Rasheed adalah salah satu dari pekerja migran yang menonton tayangan laga final tersebut di Souq Waqif, pasar di pusat kota Doha, ibu kota Qatar. Ia bersukacita setelah tim dukungannya, Argentina, tampil sebagai juara. Ia dan puluhan rekannya sesama pekerja asal negara-negara Asia Selatan menyanyi dan menari, meluapkan kegembiraan mereka.
”Messi! Messi! Messi!” teriak mereka di salah satu sudut Souq Waqif. Area itu juga menjadi tempat berkumpul dan ajang kongko-kongko para pendukung tim atau penggemar sepak bola dari mancanegara. Kantor berita Qatar, QNA, Minggu (18/12/2022), menyebutkan bahwa sebanyak 1,4 juta orang berkunjung ke Qatar selama turnamen Piala Dunia. Angka itu lebih banyak daripada perkiraan sebelum turnamen.
”Awalnya mereka menertawakan kami sebagai ’suporter gadungan’, tetapi saya pikir mereka akhirnya menerima kami saat ini,” ujar Rasheed. Ia memakai t-shirt bertuliskan ”hak asasi”. Rasheed tidak berkenan memberi tahu nama lengkapnya karena khawatir mendapat tindakan dari perusahaan dan atasannya asal Qatar.
Warga asal India, Bangladesh, Pakistan, Nepal, dan Sri Lanka berperan besar sebagai tenaga kerja dalam pembangunan delapan stadion Piala Dunia. Mereka juga kerap dikerahkan untuk mengisi tribune stadion pada sejumlah laga. Selain itu, India juga menjadi salah satu negara dengan pembeli terbesar tiket laga-laga Piala Dunia.
Namun, menjelang turnamen Piala Dunia dimulai, foto wajah-wajah pekerja yang membangun Stadion Lusail, lokasi laga final antara Argentina dan Perancis, diturunkan dari tembok stadion.
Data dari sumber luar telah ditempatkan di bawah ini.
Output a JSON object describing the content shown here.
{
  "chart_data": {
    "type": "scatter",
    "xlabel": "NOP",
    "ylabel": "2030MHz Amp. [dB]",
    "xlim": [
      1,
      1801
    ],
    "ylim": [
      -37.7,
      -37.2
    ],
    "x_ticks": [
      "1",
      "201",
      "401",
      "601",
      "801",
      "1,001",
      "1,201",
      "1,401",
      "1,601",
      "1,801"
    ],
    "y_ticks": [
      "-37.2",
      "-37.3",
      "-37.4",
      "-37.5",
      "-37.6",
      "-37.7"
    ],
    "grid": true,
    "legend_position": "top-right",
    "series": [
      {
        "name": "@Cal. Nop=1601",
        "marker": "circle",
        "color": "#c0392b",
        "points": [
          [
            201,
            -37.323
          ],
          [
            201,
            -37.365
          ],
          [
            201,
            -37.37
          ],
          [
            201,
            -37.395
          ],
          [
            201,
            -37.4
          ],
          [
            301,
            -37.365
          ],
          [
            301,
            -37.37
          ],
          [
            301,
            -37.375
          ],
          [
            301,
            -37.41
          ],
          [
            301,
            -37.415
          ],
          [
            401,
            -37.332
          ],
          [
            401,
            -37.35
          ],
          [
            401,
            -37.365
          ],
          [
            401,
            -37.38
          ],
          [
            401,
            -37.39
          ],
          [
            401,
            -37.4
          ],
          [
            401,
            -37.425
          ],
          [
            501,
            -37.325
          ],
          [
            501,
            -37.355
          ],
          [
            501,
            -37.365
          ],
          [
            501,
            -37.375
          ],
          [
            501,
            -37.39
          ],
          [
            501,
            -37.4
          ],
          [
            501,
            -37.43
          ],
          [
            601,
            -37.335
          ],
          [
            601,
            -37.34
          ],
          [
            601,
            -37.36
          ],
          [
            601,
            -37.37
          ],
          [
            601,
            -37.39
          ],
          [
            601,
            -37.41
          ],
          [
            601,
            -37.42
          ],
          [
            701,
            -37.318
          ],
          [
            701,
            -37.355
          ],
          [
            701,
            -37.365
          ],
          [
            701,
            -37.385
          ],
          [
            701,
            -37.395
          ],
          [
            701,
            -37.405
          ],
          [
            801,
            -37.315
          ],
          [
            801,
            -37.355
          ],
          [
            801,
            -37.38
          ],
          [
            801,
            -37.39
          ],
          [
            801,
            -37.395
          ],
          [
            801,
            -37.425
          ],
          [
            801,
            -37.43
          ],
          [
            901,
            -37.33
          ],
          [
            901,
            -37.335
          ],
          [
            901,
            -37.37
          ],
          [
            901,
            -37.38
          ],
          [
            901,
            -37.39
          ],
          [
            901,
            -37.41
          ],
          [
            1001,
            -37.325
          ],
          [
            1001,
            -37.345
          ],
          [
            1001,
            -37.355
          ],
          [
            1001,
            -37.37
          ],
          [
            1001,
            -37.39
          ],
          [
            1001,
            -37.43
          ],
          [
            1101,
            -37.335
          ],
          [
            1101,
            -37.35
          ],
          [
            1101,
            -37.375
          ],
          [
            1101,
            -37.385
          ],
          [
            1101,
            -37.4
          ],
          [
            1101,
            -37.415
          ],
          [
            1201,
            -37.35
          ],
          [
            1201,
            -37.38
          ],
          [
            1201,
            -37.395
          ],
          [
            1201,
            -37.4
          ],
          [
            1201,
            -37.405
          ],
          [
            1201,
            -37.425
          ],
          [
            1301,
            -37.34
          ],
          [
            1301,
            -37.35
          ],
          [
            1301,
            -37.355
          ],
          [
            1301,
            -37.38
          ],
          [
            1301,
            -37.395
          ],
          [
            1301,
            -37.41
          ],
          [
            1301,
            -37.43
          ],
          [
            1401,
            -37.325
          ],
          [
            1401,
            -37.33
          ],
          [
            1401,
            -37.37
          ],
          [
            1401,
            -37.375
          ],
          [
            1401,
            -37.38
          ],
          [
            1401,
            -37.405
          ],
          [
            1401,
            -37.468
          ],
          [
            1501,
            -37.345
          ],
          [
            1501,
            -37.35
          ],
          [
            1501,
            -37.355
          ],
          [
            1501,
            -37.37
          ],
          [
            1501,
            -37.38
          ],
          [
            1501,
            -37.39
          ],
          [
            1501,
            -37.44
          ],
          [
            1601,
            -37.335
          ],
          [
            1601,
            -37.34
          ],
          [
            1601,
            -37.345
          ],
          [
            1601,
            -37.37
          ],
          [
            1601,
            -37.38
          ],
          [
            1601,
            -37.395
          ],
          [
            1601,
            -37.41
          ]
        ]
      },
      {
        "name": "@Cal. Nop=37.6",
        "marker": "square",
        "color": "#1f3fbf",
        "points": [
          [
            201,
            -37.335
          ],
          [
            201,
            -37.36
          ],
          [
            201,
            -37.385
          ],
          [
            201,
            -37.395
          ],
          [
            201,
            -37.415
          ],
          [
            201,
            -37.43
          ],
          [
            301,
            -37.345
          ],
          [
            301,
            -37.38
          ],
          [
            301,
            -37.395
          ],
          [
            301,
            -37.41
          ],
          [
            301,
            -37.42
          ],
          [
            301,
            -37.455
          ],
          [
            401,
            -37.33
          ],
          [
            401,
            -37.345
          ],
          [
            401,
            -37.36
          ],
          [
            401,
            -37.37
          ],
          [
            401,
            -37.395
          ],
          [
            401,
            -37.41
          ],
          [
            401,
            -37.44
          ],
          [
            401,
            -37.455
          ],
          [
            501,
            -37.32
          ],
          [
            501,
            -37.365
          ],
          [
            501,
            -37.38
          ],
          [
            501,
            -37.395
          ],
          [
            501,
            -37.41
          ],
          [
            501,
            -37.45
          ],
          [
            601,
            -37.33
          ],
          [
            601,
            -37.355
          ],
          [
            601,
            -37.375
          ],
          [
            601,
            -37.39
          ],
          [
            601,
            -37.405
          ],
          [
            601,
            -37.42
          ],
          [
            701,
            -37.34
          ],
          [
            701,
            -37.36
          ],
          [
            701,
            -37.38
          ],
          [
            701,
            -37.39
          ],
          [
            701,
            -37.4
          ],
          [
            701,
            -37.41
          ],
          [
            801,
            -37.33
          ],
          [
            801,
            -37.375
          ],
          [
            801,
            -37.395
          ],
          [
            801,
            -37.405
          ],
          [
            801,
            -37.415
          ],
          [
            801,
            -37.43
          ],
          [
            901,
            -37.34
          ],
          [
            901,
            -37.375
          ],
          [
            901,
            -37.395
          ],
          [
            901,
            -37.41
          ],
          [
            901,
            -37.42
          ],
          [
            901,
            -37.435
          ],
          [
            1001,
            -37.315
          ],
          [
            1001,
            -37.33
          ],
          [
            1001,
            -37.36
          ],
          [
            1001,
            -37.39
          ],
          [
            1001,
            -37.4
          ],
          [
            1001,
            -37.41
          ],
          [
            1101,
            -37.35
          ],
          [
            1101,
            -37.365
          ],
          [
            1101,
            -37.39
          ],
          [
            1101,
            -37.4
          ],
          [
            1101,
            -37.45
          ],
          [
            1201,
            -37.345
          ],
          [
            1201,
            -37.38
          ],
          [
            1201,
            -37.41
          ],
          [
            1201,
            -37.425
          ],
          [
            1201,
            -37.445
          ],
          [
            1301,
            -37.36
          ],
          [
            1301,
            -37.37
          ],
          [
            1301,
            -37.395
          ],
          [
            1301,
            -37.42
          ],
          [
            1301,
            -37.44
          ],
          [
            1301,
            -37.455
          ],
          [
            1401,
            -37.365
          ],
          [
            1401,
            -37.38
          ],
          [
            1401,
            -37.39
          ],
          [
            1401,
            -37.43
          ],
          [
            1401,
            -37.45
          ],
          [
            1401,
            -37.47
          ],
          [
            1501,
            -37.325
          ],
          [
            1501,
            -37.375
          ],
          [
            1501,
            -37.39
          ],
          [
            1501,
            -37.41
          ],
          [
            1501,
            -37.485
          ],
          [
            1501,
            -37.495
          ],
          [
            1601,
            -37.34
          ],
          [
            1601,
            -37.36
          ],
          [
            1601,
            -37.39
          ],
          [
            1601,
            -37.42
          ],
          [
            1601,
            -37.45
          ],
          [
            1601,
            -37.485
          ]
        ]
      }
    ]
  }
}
Tidak banyak juga dari 88.000 penonton laga final itu berasal dari negara-negara Asia Selatan.
”Sangat jarang kami bisa keluar dan bersenang-senang seperti ini,” ujar Shafiq, pekerja asal Negara Bagian Kerala, India. Seperti kebanyakan rekannya sesama pekerja migran yang menonton tayangan laga final di Souq Waqif, ia memakai kostum timnas Argentina.
”Biasanya kami semua harus berada di zona-zona pekerja. Kami semua khawatir tentang apa yang akan terjadi setelah Piala Dunia berakhir,” lanjut Shafiq.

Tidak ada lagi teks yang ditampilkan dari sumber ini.